MyPillow CEO Mike Lindell Announces Alan Dershowitz to Join Legal Team in Dominion Suit
Mike Lindell, the CEO of MyPillow, has announced that famed attorney Alan Dershowitz has joined his legal team in his court battle against Dominion Voting Systems.
Dominion Voting Systems filed a $1.3 billion lawsuit against Lindell over his repeated public claims that their voting machines fraudulently flipped votes from former President Donald Trump to current President Joe Biden during the November 2020 presidential elections.
Speaking Monday morning on Steve Bannon's War Room: Pandemic podcast, Lindell announced that Dershowitz had joined his legal team.
"Alan Dershowitz told me that this will be one of the biggest cases, if not the biggest case in history for free speech, for the First Amendment," Lindell said. "He's one of a team of lawyers, who has a great blessing to have him on."

Dershowitz is a Harvard Law School professor and served as an attorney for Trump during his first impeachment trial.
Dershowitz told Newsweek on Monday that he's working as a consultant to the law firm representing Lindell. He also clarified that he's only consulting on the case's First Amendment issues.
In February, Dershowitz told Newsmax host Greg Kelly that Dominion would have trouble proving their case against Lindell.
"Look, whether Lindell was right or wrong, he had the right to express his views, and this is a part of the public debate," Dershowitz said. "I don't think unless they can demonstrate that with malice he deliberately, wilfully, knowingly defamed them, I don't think they're going to get any pillows out of this."
Dershowitz told Newsweek that if Dominion won, it would "be a disaster for the First Amendment."
"Remember too that the First Amendment doesn't only give Lindell the right to express his views," Dershowitz said. "It gives 50 million people the right to hear his views."
Dominion said that Lindell's claims had inflicted damage to the company's reputation and business operations. The company said it also had to spend money on security to protect staff who received death threats as a result of Lindell's claims.
In late January, Lindell said that Dominion "hired hit groups and bots and trolls" to get him "canceled" by getting him banned from Twitter and convincing retail stores to stop selling his product.
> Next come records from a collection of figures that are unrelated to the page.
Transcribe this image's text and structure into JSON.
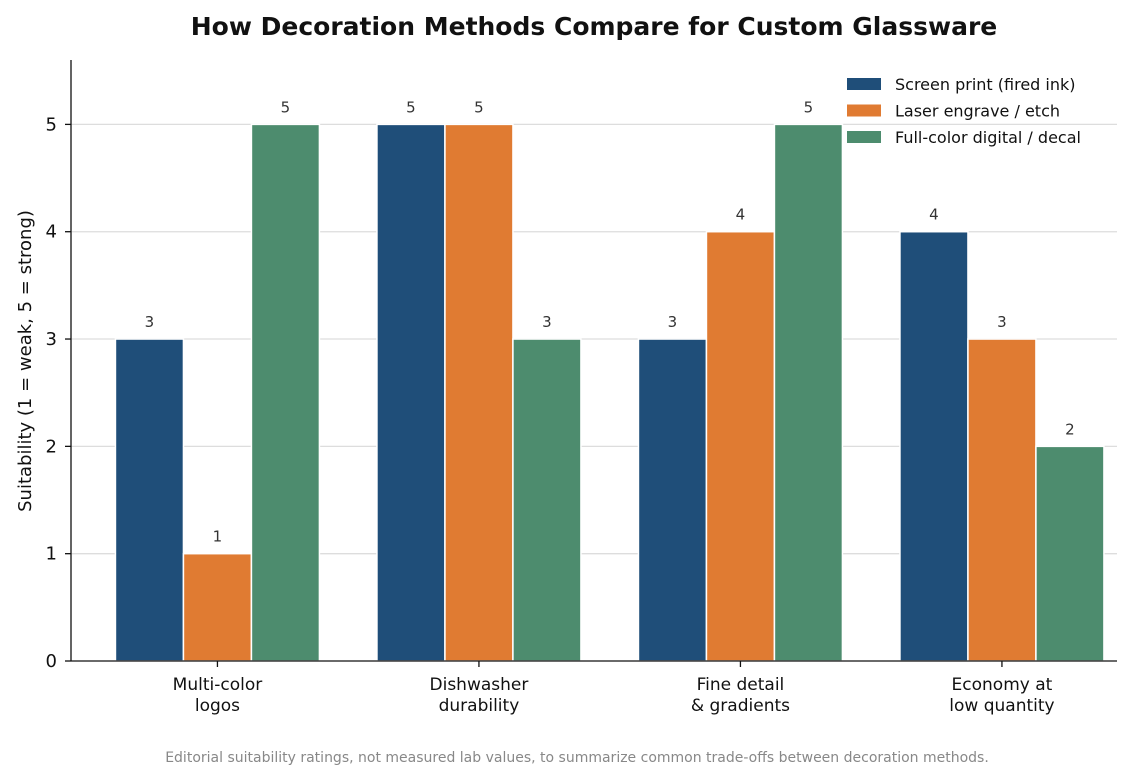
{
  "chart_data": {
    "type": "bar",
    "title": "How Decoration Methods Compare for Custom Glassware",
    "ylabel": "Suitability (1 = weak, 5 = strong)",
    "xlabel": "",
    "categories": [
      [
        "Multi-color",
        "logos"
      ],
      [
        "Dishwasher",
        "durability"
      ],
      [
        "Fine detail",
        "& gradients"
      ],
      [
        "Economy at",
        "low quantity"
      ]
    ],
    "series": [
      {
        "name": "Screen print (fired ink)",
        "color": "#1f4e79",
        "values": [
          3,
          5,
          3,
          4
        ]
      },
      {
        "name": "Laser engrave / etch",
        "color": "#e07b32",
        "values": [
          1,
          5,
          4,
          3
        ]
      },
      {
        "name": "Full-color digital / decal",
        "color": "#4d8c6e",
        "values": [
          5,
          3,
          5,
          2
        ]
      }
    ],
    "ylim": [
      0,
      5.6
    ],
    "yticks": [
      0,
      1,
      2,
      3,
      4,
      5
    ],
    "grid": "horizontal",
    "legend_position": "top-right",
    "footnote": "Editorial suitability ratings, not measured lab values, to summarize common trade-offs between decoration methods."
  }
}
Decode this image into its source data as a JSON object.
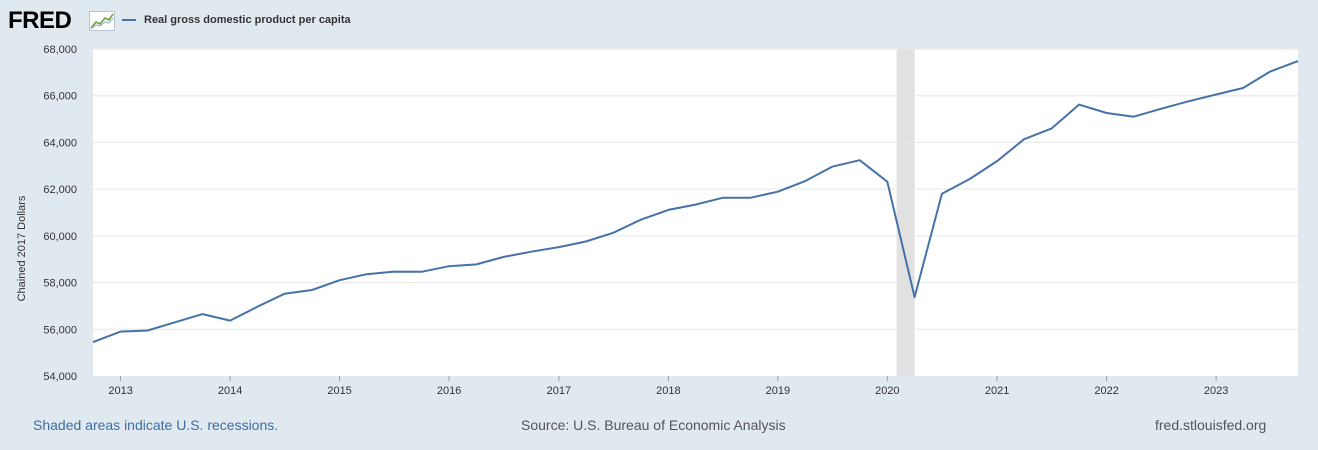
{
  "brand": {
    "logo_text": "FRED",
    "logo_mark_icon": "line-chart-icon"
  },
  "legend": {
    "series_name": "Real gross domestic product per capita",
    "series_color": "#4572a7"
  },
  "footer": {
    "recession_note": "Shaded areas indicate U.S. recessions.",
    "source": "Source: U.S. Bureau of Economic Analysis",
    "site": "fred.stlouisfed.org"
  },
  "colors": {
    "background": "#e1e9f0",
    "plot_background": "#ffffff",
    "gridline": "#e6e6e6",
    "recession_shade": "#e1e1e1",
    "series": "#4572a7",
    "link": "#3d6ea1"
  },
  "chart_data": {
    "type": "line",
    "title": "",
    "xlabel": "",
    "ylabel": "Chained 2017 Dollars",
    "xlim": [
      "2012-10-01",
      "2023-10-01"
    ],
    "ylim": [
      54000,
      68000
    ],
    "yticks": [
      54000,
      56000,
      58000,
      60000,
      62000,
      64000,
      66000,
      68000
    ],
    "ytick_labels": [
      "54,000",
      "56,000",
      "58,000",
      "60,000",
      "62,000",
      "64,000",
      "66,000",
      "68,000"
    ],
    "xticks": [
      "2013-01-01",
      "2014-01-01",
      "2015-01-01",
      "2016-01-01",
      "2017-01-01",
      "2018-01-01",
      "2019-01-01",
      "2020-01-01",
      "2021-01-01",
      "2022-01-01",
      "2023-01-01"
    ],
    "xtick_labels": [
      "2013",
      "2014",
      "2015",
      "2016",
      "2017",
      "2018",
      "2019",
      "2020",
      "2021",
      "2022",
      "2023"
    ],
    "grid": true,
    "legend_position": "top-left",
    "recessions": [
      {
        "start": "2020-02-01",
        "end": "2020-04-01"
      }
    ],
    "series": [
      {
        "name": "Real gross domestic product per capita",
        "x": [
          "2012-10-01",
          "2013-01-01",
          "2013-04-01",
          "2013-07-01",
          "2013-10-01",
          "2014-01-01",
          "2014-04-01",
          "2014-07-01",
          "2014-10-01",
          "2015-01-01",
          "2015-04-01",
          "2015-07-01",
          "2015-10-01",
          "2016-01-01",
          "2016-04-01",
          "2016-07-01",
          "2016-10-01",
          "2017-01-01",
          "2017-04-01",
          "2017-07-01",
          "2017-10-01",
          "2018-01-01",
          "2018-04-01",
          "2018-07-01",
          "2018-10-01",
          "2019-01-01",
          "2019-04-01",
          "2019-07-01",
          "2019-10-01",
          "2020-01-01",
          "2020-04-01",
          "2020-07-01",
          "2020-10-01",
          "2021-01-01",
          "2021-04-01",
          "2021-07-01",
          "2021-10-01",
          "2022-01-01",
          "2022-04-01",
          "2022-07-01",
          "2022-10-01",
          "2023-01-01",
          "2023-04-01",
          "2023-07-01",
          "2023-10-01"
        ],
        "values": [
          55450,
          55900,
          55950,
          56300,
          56650,
          56370,
          56960,
          57520,
          57680,
          58100,
          58360,
          58470,
          58460,
          58700,
          58780,
          59100,
          59320,
          59520,
          59760,
          60130,
          60690,
          61110,
          61340,
          61630,
          61630,
          61890,
          62340,
          62960,
          63240,
          62320,
          57380,
          61800,
          62430,
          63200,
          64140,
          64590,
          65620,
          65260,
          65100,
          65440,
          65760,
          66050,
          66330,
          67040,
          67480
        ]
      }
    ]
  }
}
He claims that more than 20 retailers have now pulled his products from sale. Some of the retailers say they pulled his products due to low sales rather than as a consequence of his actions.
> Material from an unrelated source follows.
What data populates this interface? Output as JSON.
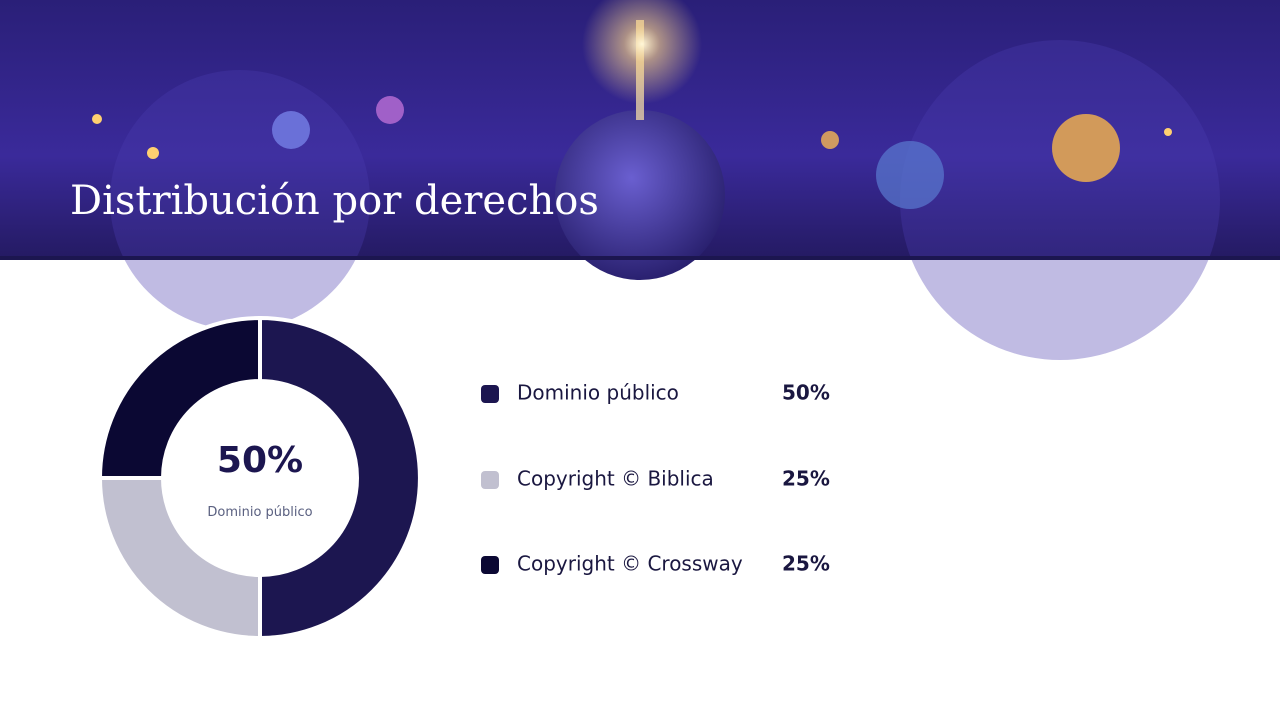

Dominion's lawsuit against Lindell seeks over $651 million in punitive damages and an additional $651.7 million in compensation over making baseless allegations. The filing also states that the company wants an injunction to have Lindell's "false and defamatory" remarks about Dominion removed from different media sources.
The money sought by Dominion is roughly four times MyPillow's annual revenue. MyPillow's revenue exceeded $300 million in 2019, Lindell told The New York Times earlier this year.
Lindell has said that he welcomes the company's lawsuit because it might provide a closer look at their voting machines' technology.
Update (3/15/2020, 10:18 p.m.): This article has been updated to include a statement from Dershowitz.